Дан, стараясь не обращать внимание на бедлам, добрался наконец до края воронки, окруженной кольцом парящих клочьев травы, и увидел крутые склоны, сходящиеся к черному шару, до половины погруженному в густую субстанцию вроде стеклянного желе — так выглядели текстуры под Парком.
Он недоуменно вгляделся... Эта черная сфера и есть орбитальная платформа? Она что же, и в геовэбе возникла? Как это понимать? Может, сфера ИскИнов имела свой электронный вариант, который на программном уровне как-то соприкоснулся с Парком... Или у них была локальная сетка, и теперь она подсоединилась к геовэбу, заодно частично его порушив?
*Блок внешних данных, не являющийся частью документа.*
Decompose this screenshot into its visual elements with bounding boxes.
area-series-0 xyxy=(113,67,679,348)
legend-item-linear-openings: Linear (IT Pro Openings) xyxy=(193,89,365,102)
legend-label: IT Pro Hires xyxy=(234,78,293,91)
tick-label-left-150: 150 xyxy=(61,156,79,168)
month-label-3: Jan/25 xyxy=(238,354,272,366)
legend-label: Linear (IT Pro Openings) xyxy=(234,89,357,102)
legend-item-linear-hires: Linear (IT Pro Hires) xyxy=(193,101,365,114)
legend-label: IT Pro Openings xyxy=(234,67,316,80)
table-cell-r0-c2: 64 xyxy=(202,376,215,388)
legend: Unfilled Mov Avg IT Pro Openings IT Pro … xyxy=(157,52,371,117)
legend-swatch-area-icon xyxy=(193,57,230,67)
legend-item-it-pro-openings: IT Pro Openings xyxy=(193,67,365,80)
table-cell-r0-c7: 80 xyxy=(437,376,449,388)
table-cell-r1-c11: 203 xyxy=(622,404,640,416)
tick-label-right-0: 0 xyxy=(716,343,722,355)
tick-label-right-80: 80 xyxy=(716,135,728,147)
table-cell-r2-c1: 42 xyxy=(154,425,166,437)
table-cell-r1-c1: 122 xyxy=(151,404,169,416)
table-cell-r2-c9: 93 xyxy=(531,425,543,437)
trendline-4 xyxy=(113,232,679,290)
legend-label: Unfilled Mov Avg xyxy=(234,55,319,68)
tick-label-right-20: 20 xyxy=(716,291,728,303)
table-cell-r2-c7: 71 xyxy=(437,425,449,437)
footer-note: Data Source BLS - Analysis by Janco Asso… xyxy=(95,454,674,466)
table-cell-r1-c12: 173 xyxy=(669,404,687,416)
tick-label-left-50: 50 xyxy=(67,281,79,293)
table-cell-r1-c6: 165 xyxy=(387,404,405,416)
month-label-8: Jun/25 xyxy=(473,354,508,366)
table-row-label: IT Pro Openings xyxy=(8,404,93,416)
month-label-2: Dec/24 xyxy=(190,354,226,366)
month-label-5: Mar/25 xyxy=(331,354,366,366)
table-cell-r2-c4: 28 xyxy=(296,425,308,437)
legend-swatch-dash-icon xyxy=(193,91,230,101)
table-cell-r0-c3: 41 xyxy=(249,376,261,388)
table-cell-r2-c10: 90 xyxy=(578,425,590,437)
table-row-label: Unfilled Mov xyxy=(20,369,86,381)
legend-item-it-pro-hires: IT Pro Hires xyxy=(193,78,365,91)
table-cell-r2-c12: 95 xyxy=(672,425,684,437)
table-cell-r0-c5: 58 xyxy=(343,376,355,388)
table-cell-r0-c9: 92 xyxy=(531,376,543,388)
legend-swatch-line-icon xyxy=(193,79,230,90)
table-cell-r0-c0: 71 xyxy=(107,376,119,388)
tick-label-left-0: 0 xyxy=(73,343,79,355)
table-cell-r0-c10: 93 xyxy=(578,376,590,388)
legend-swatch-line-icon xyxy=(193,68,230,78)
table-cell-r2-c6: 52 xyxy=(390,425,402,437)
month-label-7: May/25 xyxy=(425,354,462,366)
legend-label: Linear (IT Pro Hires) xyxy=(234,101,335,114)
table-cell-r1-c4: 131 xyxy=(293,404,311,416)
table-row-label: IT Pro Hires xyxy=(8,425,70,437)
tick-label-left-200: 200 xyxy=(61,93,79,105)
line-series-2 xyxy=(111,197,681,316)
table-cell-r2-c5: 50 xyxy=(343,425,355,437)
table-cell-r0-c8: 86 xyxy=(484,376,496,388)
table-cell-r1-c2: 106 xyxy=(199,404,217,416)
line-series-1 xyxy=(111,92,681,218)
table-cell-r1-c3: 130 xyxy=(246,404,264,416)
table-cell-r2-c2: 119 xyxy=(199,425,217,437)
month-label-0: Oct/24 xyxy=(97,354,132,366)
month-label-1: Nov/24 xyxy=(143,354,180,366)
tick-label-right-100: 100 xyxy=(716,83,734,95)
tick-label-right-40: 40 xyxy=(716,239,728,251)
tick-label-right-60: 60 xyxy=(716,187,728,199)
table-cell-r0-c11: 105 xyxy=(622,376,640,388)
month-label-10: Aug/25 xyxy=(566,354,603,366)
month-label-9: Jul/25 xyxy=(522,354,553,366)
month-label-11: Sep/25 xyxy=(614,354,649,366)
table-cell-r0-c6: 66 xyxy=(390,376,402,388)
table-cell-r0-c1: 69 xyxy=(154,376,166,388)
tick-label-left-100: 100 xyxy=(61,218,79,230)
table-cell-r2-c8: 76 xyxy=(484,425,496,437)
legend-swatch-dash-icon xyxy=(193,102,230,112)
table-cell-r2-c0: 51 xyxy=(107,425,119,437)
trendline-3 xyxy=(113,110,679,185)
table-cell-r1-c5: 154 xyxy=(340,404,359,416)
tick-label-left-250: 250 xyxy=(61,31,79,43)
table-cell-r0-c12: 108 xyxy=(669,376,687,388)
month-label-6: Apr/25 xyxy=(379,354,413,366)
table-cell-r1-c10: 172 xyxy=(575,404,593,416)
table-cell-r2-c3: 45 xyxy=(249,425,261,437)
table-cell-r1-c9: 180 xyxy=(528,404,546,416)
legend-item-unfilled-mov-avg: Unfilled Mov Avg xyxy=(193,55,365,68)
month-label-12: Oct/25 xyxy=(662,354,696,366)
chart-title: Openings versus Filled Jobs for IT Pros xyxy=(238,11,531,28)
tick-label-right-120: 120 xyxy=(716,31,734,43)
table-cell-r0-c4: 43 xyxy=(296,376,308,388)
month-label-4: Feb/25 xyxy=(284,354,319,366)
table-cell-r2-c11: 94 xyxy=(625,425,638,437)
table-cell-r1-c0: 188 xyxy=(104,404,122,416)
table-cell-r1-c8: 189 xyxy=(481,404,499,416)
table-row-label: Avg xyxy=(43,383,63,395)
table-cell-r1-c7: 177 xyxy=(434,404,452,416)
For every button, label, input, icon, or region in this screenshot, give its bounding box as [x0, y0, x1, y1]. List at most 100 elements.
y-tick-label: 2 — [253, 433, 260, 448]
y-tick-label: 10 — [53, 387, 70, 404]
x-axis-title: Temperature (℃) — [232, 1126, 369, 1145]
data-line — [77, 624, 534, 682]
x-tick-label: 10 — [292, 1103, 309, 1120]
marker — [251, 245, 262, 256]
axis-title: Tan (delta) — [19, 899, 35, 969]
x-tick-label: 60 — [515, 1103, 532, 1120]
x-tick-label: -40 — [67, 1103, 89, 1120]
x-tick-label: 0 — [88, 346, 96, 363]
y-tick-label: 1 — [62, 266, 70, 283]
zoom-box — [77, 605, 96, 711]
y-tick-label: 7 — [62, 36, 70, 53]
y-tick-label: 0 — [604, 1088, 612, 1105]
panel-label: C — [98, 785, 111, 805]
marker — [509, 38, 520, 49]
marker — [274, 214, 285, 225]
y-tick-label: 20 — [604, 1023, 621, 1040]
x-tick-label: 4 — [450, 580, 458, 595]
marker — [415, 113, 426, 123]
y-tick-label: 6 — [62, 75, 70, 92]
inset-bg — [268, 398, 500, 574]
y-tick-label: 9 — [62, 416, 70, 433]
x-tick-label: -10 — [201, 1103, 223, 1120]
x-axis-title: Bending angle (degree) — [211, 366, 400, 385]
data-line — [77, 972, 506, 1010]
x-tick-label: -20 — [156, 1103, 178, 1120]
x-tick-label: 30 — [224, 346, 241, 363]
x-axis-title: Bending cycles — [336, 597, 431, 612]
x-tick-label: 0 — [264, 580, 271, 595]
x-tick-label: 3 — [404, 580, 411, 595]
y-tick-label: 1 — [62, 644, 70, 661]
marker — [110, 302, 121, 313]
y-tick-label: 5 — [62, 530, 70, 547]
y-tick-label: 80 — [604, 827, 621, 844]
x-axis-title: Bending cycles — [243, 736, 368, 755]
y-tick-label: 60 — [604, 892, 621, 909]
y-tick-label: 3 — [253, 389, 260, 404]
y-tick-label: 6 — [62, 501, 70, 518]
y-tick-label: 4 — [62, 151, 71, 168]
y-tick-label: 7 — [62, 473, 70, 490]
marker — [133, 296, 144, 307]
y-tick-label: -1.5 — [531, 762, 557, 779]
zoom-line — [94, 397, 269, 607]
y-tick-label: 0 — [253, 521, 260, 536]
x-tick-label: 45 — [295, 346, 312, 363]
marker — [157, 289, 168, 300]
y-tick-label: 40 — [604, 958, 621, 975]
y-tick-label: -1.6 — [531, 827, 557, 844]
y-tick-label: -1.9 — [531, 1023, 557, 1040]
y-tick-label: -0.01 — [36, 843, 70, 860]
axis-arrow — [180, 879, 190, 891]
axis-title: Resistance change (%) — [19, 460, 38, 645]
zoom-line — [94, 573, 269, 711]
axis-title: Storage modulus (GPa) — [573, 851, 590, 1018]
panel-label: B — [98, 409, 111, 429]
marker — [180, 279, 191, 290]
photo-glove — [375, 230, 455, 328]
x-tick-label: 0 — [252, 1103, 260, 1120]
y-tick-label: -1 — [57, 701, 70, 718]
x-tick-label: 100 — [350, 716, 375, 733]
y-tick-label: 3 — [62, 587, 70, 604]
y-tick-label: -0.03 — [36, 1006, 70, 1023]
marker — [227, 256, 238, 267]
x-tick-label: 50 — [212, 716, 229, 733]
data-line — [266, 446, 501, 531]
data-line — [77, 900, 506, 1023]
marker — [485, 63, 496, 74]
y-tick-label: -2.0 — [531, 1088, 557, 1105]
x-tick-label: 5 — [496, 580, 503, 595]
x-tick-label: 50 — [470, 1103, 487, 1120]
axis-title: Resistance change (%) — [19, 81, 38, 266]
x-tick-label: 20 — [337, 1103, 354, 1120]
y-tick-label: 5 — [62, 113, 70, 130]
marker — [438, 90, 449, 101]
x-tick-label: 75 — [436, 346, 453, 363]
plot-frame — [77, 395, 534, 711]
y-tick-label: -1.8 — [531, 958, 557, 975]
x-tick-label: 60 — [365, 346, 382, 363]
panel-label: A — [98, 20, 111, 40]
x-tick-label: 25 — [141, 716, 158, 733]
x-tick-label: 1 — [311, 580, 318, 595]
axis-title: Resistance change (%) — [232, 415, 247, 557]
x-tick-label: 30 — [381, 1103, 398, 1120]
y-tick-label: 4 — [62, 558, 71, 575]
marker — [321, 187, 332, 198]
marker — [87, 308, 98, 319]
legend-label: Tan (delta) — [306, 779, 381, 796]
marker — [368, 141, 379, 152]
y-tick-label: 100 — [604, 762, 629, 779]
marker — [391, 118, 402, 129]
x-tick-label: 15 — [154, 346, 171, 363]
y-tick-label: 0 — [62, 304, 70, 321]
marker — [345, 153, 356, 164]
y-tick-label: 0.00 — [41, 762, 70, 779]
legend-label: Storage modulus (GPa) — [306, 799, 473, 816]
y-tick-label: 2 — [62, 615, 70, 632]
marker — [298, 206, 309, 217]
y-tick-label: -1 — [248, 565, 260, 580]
Тут какой-то плакат налетел на него сзади, завизжал трубой и заблеял рожком, и Дан поспешил вниз. На склонах никого не было, но возле сферы он увидел две стоящие рядом неподвижные фигуры. Вскоре Данислав смог разглядеть, что это подростки, девушка и парень. Нагие и очень похожие друг на друга, они держались за руки. Дан только, было, собрался спросить, кто они, когда подростки заговорили, синхронно двигая губами:
— Ты новый образец?
— Нет, — сказал Данислав. — А вы...
Тут его сильно толкнули в бок, потом опрокинули на спину — но не в геовэбе, а в реале.
Стащив с головы монокль, он понял, что катится по наклонному полу. Заметил упавшего на спину хозяина умнодома и крикнул:
— Что происходит?
— Аномалия! — На Осмоса как раз валился отделившийся от стены шкаф, и хозяин пытался отползти. — Вестибулярный аппарат посыпался!
В этот момент дом встал на дыбы. Пол накренился почти вертикально, Дан повис, вцепившись в ножки стула, и увидел в окне картину, удивительно напомнившую ту, которую он только что наблюдал в геовэбе: крутой склон и большой темный шар внизу, вот только здесь по склону текла река, а вокруг шара стояли полуразрушенные постройки.
Раздался хруст и придушенный вопль; пол резко опустился, так что Дана швырнуло головой вперед, в узкую дверь слева от того места, где раньше стоял шкаф, упавший теперь на Джурича Осмоса. Дверь приоткрылась, и Дан вцепился в косяк.
— Помогите... — донеслось сзади.
Данислав, заглянув в открывшуюся комнату, отреагировал не сразу. Осмос позвал еще дважды, прежде чем он обернулся. Джурич лежал на спине, широко раздвинув волосатые ноги, а угол шкафа, упавшего наискось, придавил его грудь. Весь дом теперь мелко вибрировал, похрустывая пластиком.